Ilutrasi pencari kartu kuning. - JIBI/Harian Jogja
21 November 2019 15:27 WIB Lajeng Padmaratri Kulonprogo Share :

Harianjogja.com, KULONPROGO - Meskipun tidak menjadi salah satu syarat untuk pendaftaran Calon Pegawai Negeri Sipil (CPNS) 2019 di Kulonprogo, pemohon kartu kuning atau kartu tanda pencari kerja (AK1) meningkat dua kali lipat.

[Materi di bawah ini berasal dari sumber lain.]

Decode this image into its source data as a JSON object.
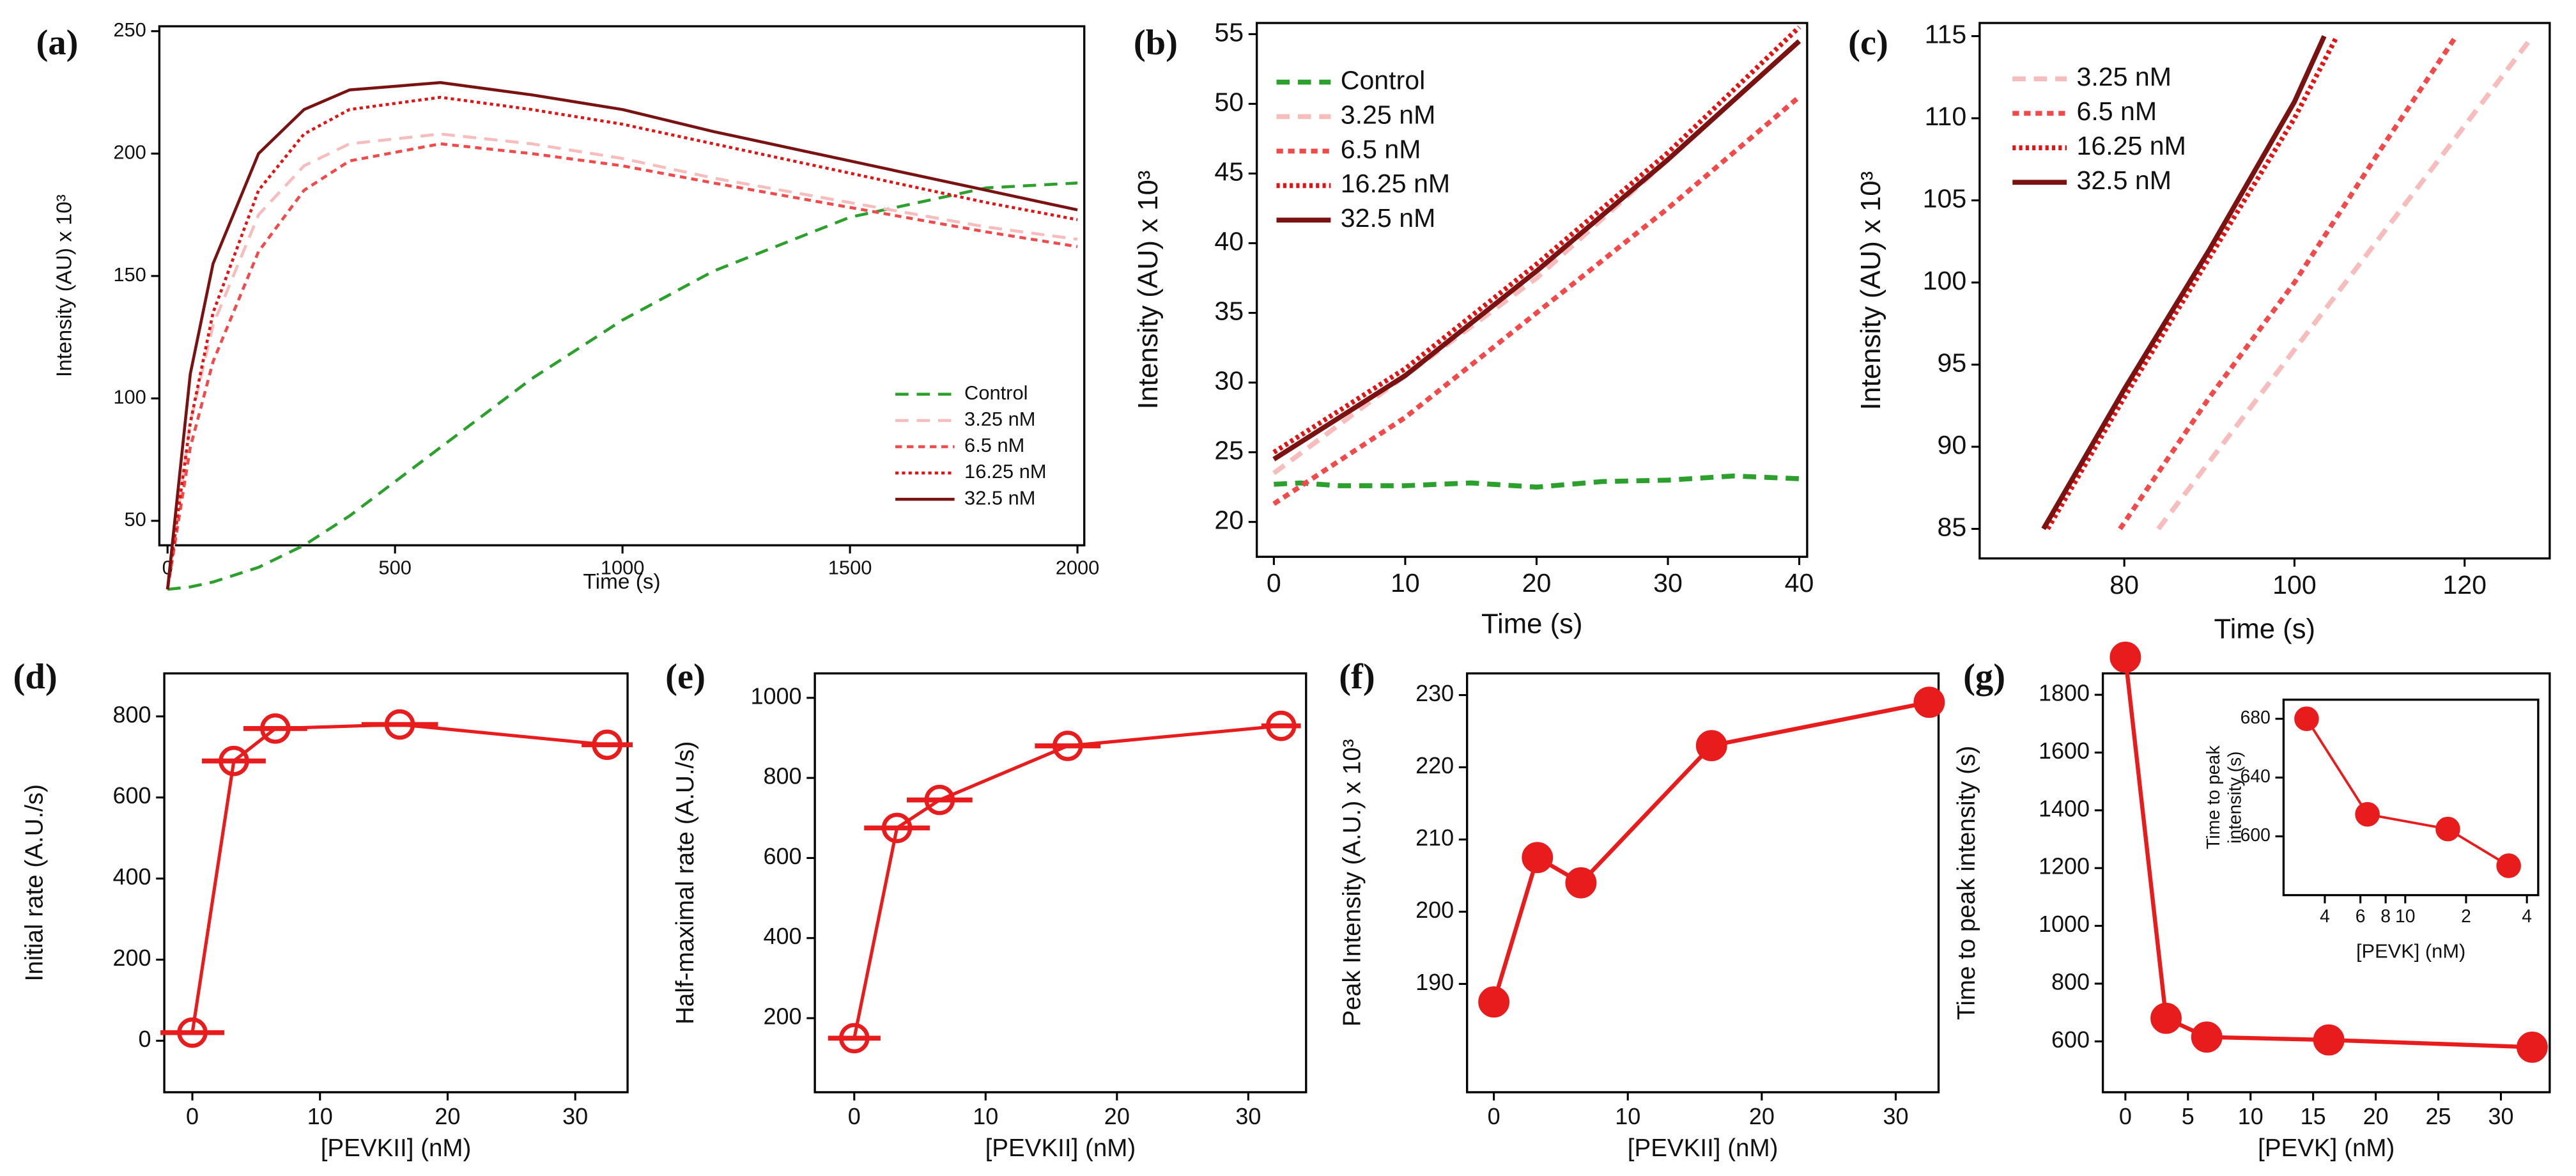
{
  "chart_data": [
    {
      "type": "line",
      "panel_label": "(a)",
      "xlabel": "Time (s)",
      "ylabel": "Intensity (AU) x 10³",
      "xlim": [
        -18,
        2015
      ],
      "ylim": [
        40,
        252
      ],
      "xticks": [
        0,
        500,
        1000,
        1500,
        2000
      ],
      "yticks": [
        50,
        100,
        150,
        200,
        250
      ],
      "legend": "lower right",
      "x": [
        0,
        50,
        100,
        200,
        300,
        400,
        600,
        800,
        1000,
        1200,
        1500,
        1800,
        2000
      ],
      "series": [
        {
          "name": "Control",
          "color": "#2ca02c",
          "linestyle": "dashed",
          "values": [
            22,
            23,
            25,
            31,
            40,
            52,
            80,
            108,
            132,
            152,
            174,
            186,
            188
          ]
        },
        {
          "name": "3.25 nM",
          "color": "#f7bcbc",
          "linestyle": "dashed",
          "values": [
            22,
            90,
            130,
            175,
            195,
            204,
            208,
            204,
            198,
            190,
            180,
            170,
            165
          ]
        },
        {
          "name": "6.5 nM",
          "color": "#f04a4a",
          "linestyle": "short-dashed",
          "values": [
            22,
            80,
            115,
            160,
            185,
            197,
            204,
            200,
            195,
            188,
            178,
            168,
            162
          ]
        },
        {
          "name": "16.25 nM",
          "color": "#e01414",
          "linestyle": "dotted",
          "values": [
            22,
            90,
            135,
            185,
            208,
            218,
            223,
            218,
            212,
            204,
            192,
            180,
            173
          ]
        },
        {
          "name": "32.5 nM",
          "color": "#7a1212",
          "linestyle": "solid",
          "values": [
            22,
            110,
            155,
            200,
            218,
            226,
            229,
            224,
            218,
            209,
            197,
            185,
            177
          ]
        }
      ]
    },
    {
      "type": "line",
      "panel_label": "(b)",
      "xlabel": "Time (s)",
      "ylabel": "Intensity (AU) x 10³",
      "xlim": [
        -1.3,
        40.6
      ],
      "ylim": [
        17.5,
        55.8
      ],
      "xticks": [
        0,
        10,
        20,
        30,
        40
      ],
      "yticks": [
        20,
        25,
        30,
        35,
        40,
        45,
        50,
        55
      ],
      "legend": "upper left",
      "series": [
        {
          "name": "Control",
          "color": "#2ca02c",
          "linestyle": "dashed",
          "x": [
            0,
            2,
            5,
            10,
            15,
            20,
            25,
            30,
            35,
            40
          ],
          "values": [
            22.7,
            22.8,
            22.6,
            22.6,
            22.8,
            22.5,
            22.9,
            23.0,
            23.3,
            23.1
          ]
        },
        {
          "name": "3.25 nM",
          "color": "#f7bcbc",
          "linestyle": "dashed",
          "x": [
            0,
            10,
            20,
            30,
            40
          ],
          "values": [
            23.5,
            30.5,
            37.5,
            46,
            54.5
          ]
        },
        {
          "name": "6.5 nM",
          "color": "#f04a4a",
          "linestyle": "short-dashed",
          "x": [
            0,
            10,
            20,
            30,
            40
          ],
          "values": [
            21.3,
            27.5,
            35,
            42.5,
            50.5
          ]
        },
        {
          "name": "16.25 nM",
          "color": "#e01414",
          "linestyle": "dotted",
          "x": [
            0,
            10,
            20,
            30,
            40
          ],
          "values": [
            25,
            31,
            38.5,
            46.5,
            55.5
          ]
        },
        {
          "name": "32.5 nM",
          "color": "#7a1212",
          "linestyle": "solid",
          "x": [
            0,
            10,
            20,
            30,
            40
          ],
          "values": [
            24.5,
            30.5,
            38,
            46,
            54.5
          ]
        }
      ]
    },
    {
      "type": "line",
      "panel_label": "(c)",
      "xlabel": "Time (s)",
      "ylabel": "Intensity (AU) x 10³",
      "xlim": [
        63,
        130
      ],
      "ylim": [
        83.2,
        115.8
      ],
      "xticks": [
        80,
        100,
        120
      ],
      "yticks": [
        85,
        90,
        95,
        100,
        105,
        110,
        115
      ],
      "legend": "upper left",
      "series": [
        {
          "name": "3.25 nM",
          "color": "#f7bcbc",
          "linestyle": "dashed",
          "x": [
            84,
            95,
            106,
            117,
            128
          ],
          "values": [
            85,
            92.5,
            100,
            107.5,
            115
          ]
        },
        {
          "name": "6.5 nM",
          "color": "#f04a4a",
          "linestyle": "short-dashed",
          "x": [
            79.5,
            90,
            100,
            110,
            119
          ],
          "values": [
            85,
            93,
            100,
            108,
            115
          ]
        },
        {
          "name": "16.25 nM",
          "color": "#e01414",
          "linestyle": "dotted",
          "x": [
            71,
            80,
            90,
            100,
            105
          ],
          "values": [
            85,
            93,
            101.5,
            110,
            115
          ]
        },
        {
          "name": "32.5 nM",
          "color": "#7a1212",
          "linestyle": "solid",
          "x": [
            70.5,
            80,
            90,
            100,
            103.5
          ],
          "values": [
            85,
            93.5,
            102,
            111,
            115
          ]
        }
      ]
    },
    {
      "type": "line",
      "panel_label": "(d)",
      "xlabel": "[PEVKII] (nM)",
      "ylabel": "Initial rate (A.U./s)",
      "marker": "open-circle",
      "xlim": [
        -2.2,
        34.1
      ],
      "ylim": [
        -127,
        906
      ],
      "xticks": [
        0,
        10,
        20,
        30
      ],
      "yticks": [
        0,
        200,
        400,
        600,
        800
      ],
      "series": [
        {
          "color": "#e81c1c",
          "x": [
            0,
            3.25,
            6.5,
            16.25,
            32.5
          ],
          "values": [
            20,
            690,
            770,
            780,
            730
          ],
          "xerr": [
            2.5,
            2.5,
            2.5,
            3,
            2
          ]
        }
      ]
    },
    {
      "type": "line",
      "panel_label": "(e)",
      "xlabel": "[PEVKII] (nM)",
      "ylabel": "Half-maximal rate (A.U./s)",
      "marker": "open-circle",
      "xlim": [
        -3,
        34.4
      ],
      "ylim": [
        15,
        1061
      ],
      "xticks": [
        0,
        10,
        20,
        30
      ],
      "yticks": [
        200,
        400,
        600,
        800,
        1000
      ],
      "series": [
        {
          "color": "#e81c1c",
          "x": [
            0,
            3.25,
            6.5,
            16.25,
            32.5
          ],
          "values": [
            150,
            675,
            745,
            880,
            930
          ],
          "xerr": [
            2,
            2.5,
            2.5,
            2.5,
            1.5
          ]
        }
      ]
    },
    {
      "type": "line",
      "panel_label": "(f)",
      "xlabel": "[PEVKII] (nM)",
      "ylabel": "Peak Intensity (A.U.) x 10³",
      "marker": "filled-circle",
      "xlim": [
        -2,
        33.2
      ],
      "ylim": [
        175,
        233
      ],
      "xticks": [
        0,
        10,
        20,
        30
      ],
      "yticks": [
        190,
        200,
        210,
        220,
        230
      ],
      "series": [
        {
          "color": "#e81c1c",
          "x": [
            0,
            3.25,
            6.5,
            16.25,
            32.5
          ],
          "values": [
            187.5,
            207.5,
            204,
            223,
            229
          ]
        }
      ]
    },
    {
      "type": "line",
      "panel_label": "(g)",
      "xlabel": "[PEVK] (nM)",
      "ylabel": "Time to peak intensity (s)",
      "marker": "filled-circle",
      "xlim": [
        -1.8,
        33.9
      ],
      "ylim": [
        424,
        1874
      ],
      "xticks": [
        0,
        5,
        10,
        15,
        20,
        25,
        30
      ],
      "yticks": [
        600,
        800,
        1000,
        1200,
        1400,
        1600,
        1800
      ],
      "series": [
        {
          "color": "#e81c1c",
          "x": [
            0,
            3.25,
            6.5,
            16.25,
            32.5
          ],
          "values": [
            1930,
            680,
            615,
            605,
            580
          ]
        }
      ]
    },
    {
      "type": "line",
      "xlabel": "[PEVK] (nM)",
      "ylabel": [
        "Time to peak",
        "intensity (s)"
      ],
      "marker": "filled-circle",
      "xscale": "log",
      "xlim": [
        2.5,
        45.5
      ],
      "ylim": [
        560,
        693
      ],
      "xticks": [
        4,
        6,
        8,
        10,
        {
          "value": 20,
          "label": "2"
        },
        {
          "value": 40,
          "label": "4"
        }
      ],
      "yticks": [
        600,
        640,
        680
      ],
      "series": [
        {
          "color": "#e81c1c",
          "x": [
            3.25,
            6.5,
            16.25,
            32.5
          ],
          "values": [
            680,
            615,
            605,
            580
          ]
        }
      ]
    }
  ]
}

Kabid Pengembangan Pendidikan dan Pelatihan Badan Kepegawaian, Pendidikan, dan Pelatihan (BKPP) Kulonprogo Trusta Hendraswara memastikan Pemkab Kulonprogo tidak mensyaratkan kartu kuning untuk pendaftaran CPNS 2019. "Kulonprogo tidak mensyaratkan kartu kuning," ujarnya ketika dikonfirmasi Harianjogja.com, Rabu (20/11).

Walau begitu, Dinas Ketenagakerjaan dan Transmigrasi (Disnakertrans) Kulonprogo mencatat ada peningkatan hingga dua kali lipat sejak pendaftaran CPNS dibuka. Jika biasanya pemohon hanya berkisar 10-15 orang, maka kini angka tersebut bisa mencapai 39 orang.

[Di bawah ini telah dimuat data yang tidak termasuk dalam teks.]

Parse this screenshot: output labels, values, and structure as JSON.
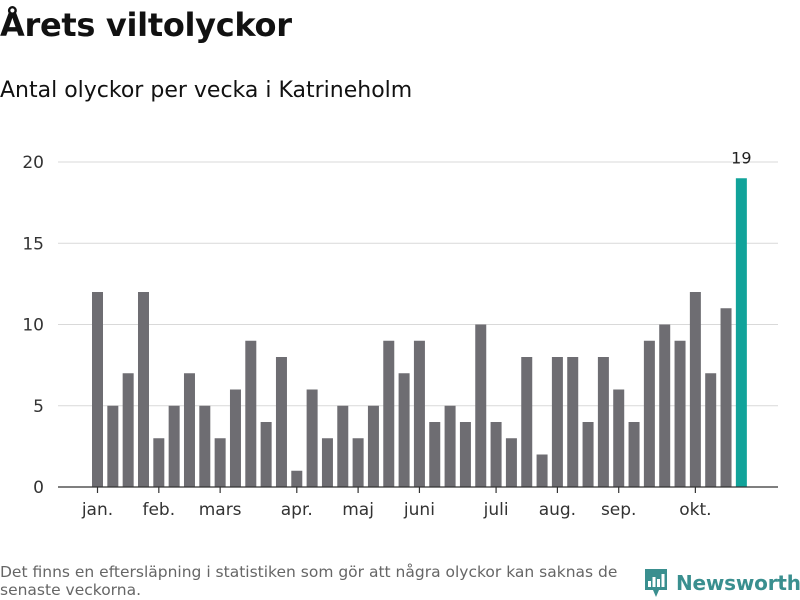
{
  "header": {
    "title": "Årets viltolyckor",
    "subtitle": "Antal olyckor per vecka i Katrineholm"
  },
  "footer": {
    "note": "Det finns en eftersläpning i statistiken som gör att några olyckor kan saknas de senaste veckorna.",
    "brand": "Newsworthy"
  },
  "colors": {
    "bar": "#6e6d72",
    "highlight": "#11a39a",
    "grid": "#d9d9d9",
    "axis": "#333333",
    "brand": "#3a8f8f"
  },
  "chart_data": {
    "type": "bar",
    "title": "Årets viltolyckor",
    "subtitle": "Antal olyckor per vecka i Katrineholm",
    "xlabel": "",
    "ylabel": "",
    "ylim": [
      0,
      20
    ],
    "yticks": [
      0,
      5,
      10,
      15,
      20
    ],
    "grid": true,
    "categories": [
      1,
      2,
      3,
      4,
      5,
      6,
      7,
      8,
      9,
      10,
      11,
      12,
      13,
      14,
      15,
      16,
      17,
      18,
      19,
      20,
      21,
      22,
      23,
      24,
      25,
      26,
      27,
      28,
      29,
      30,
      31,
      32,
      33,
      34,
      35,
      36,
      37,
      38,
      39,
      40,
      41,
      42,
      43
    ],
    "values": [
      12,
      5,
      7,
      12,
      3,
      5,
      7,
      5,
      3,
      6,
      9,
      4,
      8,
      1,
      6,
      3,
      5,
      3,
      5,
      9,
      7,
      9,
      4,
      5,
      4,
      10,
      4,
      3,
      8,
      2,
      8,
      8,
      4,
      8,
      6,
      4,
      9,
      10,
      9,
      12,
      7,
      11,
      19
    ],
    "highlight_index": 42,
    "highlight_label": "19",
    "month_labels": [
      {
        "label": "jan.",
        "category": 1
      },
      {
        "label": "feb.",
        "category": 5
      },
      {
        "label": "mars",
        "category": 9
      },
      {
        "label": "apr.",
        "category": 14
      },
      {
        "label": "maj",
        "category": 18
      },
      {
        "label": "juni",
        "category": 22
      },
      {
        "label": "juli",
        "category": 27
      },
      {
        "label": "aug.",
        "category": 31
      },
      {
        "label": "sep.",
        "category": 35
      },
      {
        "label": "okt.",
        "category": 40
      }
    ]
  }
}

Kepala Bidang Pengembangan dan Penempatan Tenaga Kerja Disnakertrans Kulonprogo, Susilo mengonfirmasi hal tersebut. Menurutnya para pemohon AK1 di kantornya mengincar formasi di Pemkot Jogja.

"Ada peningkatan sekitar dua kali lipat, tapi Kulonprogo tidak mensyaratkan. Beberapa pemkot, seperti Pemkot Jogja, dan kementerian mensyaratkan itu, jadi rata-rata yang mencari [AK1] menyasar formasi di luar Kulonprogo," kata Susilo, Rabu (20/11/2019).

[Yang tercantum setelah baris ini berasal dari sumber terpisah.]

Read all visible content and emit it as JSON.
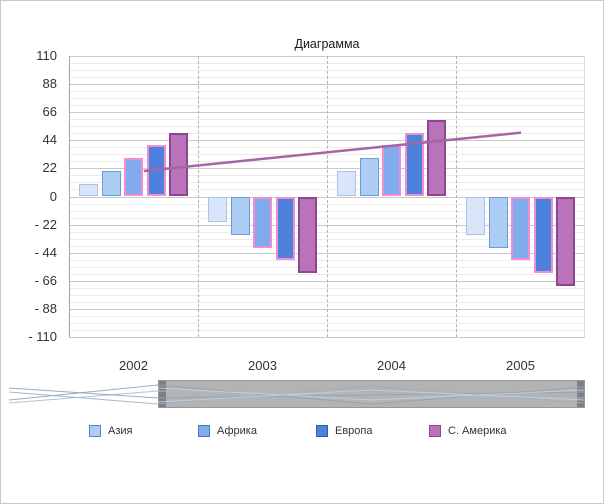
{
  "chart_data": {
    "type": "bar",
    "title": "Диаграмма",
    "categories": [
      "2002",
      "2003",
      "2004",
      "2005"
    ],
    "series": [
      {
        "name": "",
        "fill": "#d9e6f9",
        "stroke": "#a9c3ea",
        "stroke_width": 1,
        "values": [
          10,
          -20,
          20,
          -30
        ]
      },
      {
        "name": "Азия",
        "fill": "#aecdf4",
        "stroke": "#6d9add",
        "stroke_width": 1,
        "values": [
          20,
          -30,
          30,
          -40
        ]
      },
      {
        "name": "Африка",
        "fill": "#82abee",
        "stroke": "#ee8fd6",
        "stroke_width": 2,
        "values": [
          30,
          -40,
          40,
          -50
        ]
      },
      {
        "name": "Европа",
        "fill": "#4d82dc",
        "stroke": "#ee8fd6",
        "stroke_width": 2,
        "values": [
          40,
          -50,
          50,
          -60
        ]
      },
      {
        "name": "С. Америка",
        "fill": "#b873ba",
        "stroke": "#8f4691",
        "stroke_width": 2,
        "values": [
          50,
          -60,
          60,
          -70
        ]
      }
    ],
    "trendline": {
      "start_frac": 0.145,
      "start_value": 20,
      "end_frac": 0.876,
      "end_value": 50,
      "color": "#a565a5"
    },
    "ylim": [
      -110,
      110
    ],
    "ytick_step": 22,
    "yminor_step": 5.5,
    "grid": true,
    "legend_position": "bottom",
    "legend": [
      {
        "label": "Азия",
        "color": "#aecdf4",
        "border": "#5585c8"
      },
      {
        "label": "Африка",
        "color": "#82abee",
        "border": "#4a78c0"
      },
      {
        "label": "Европа",
        "color": "#4d82dc",
        "border": "#2f5fb0"
      },
      {
        "label": "С. Америка",
        "color": "#b873ba",
        "border": "#8f4691"
      }
    ]
  }
}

Susilo mengungkapkan pihaknya sempat melayangkan surat ke BKPP Kulonprogo sebelum masa pendaftaran CPNS 2019 dimulai. Isinya meminta Pemkab Kulonprogo mensyaratkan kartu kuning sebagai syarat CPNS.

"Surat ini artinya besar sekali bagi kami dalam rangka pendataan pencari kerja [pencaker]. Misal pelamar CPNS enggak diterima di sana, kami sudah punya data pencaker untuk menginformasikan lowongan yang ada," kata Susilo.

Ia menyayangkan keputusan Pemkab Kulonprogo yang tidak mengikutsertakan AK1 sebagai syarat daftar CPNS. Menurutnya, selain pencaker menjadi tidak terdata, informasi mengenai lowongan kerja juga semakin sulit diterima oleh pencaker.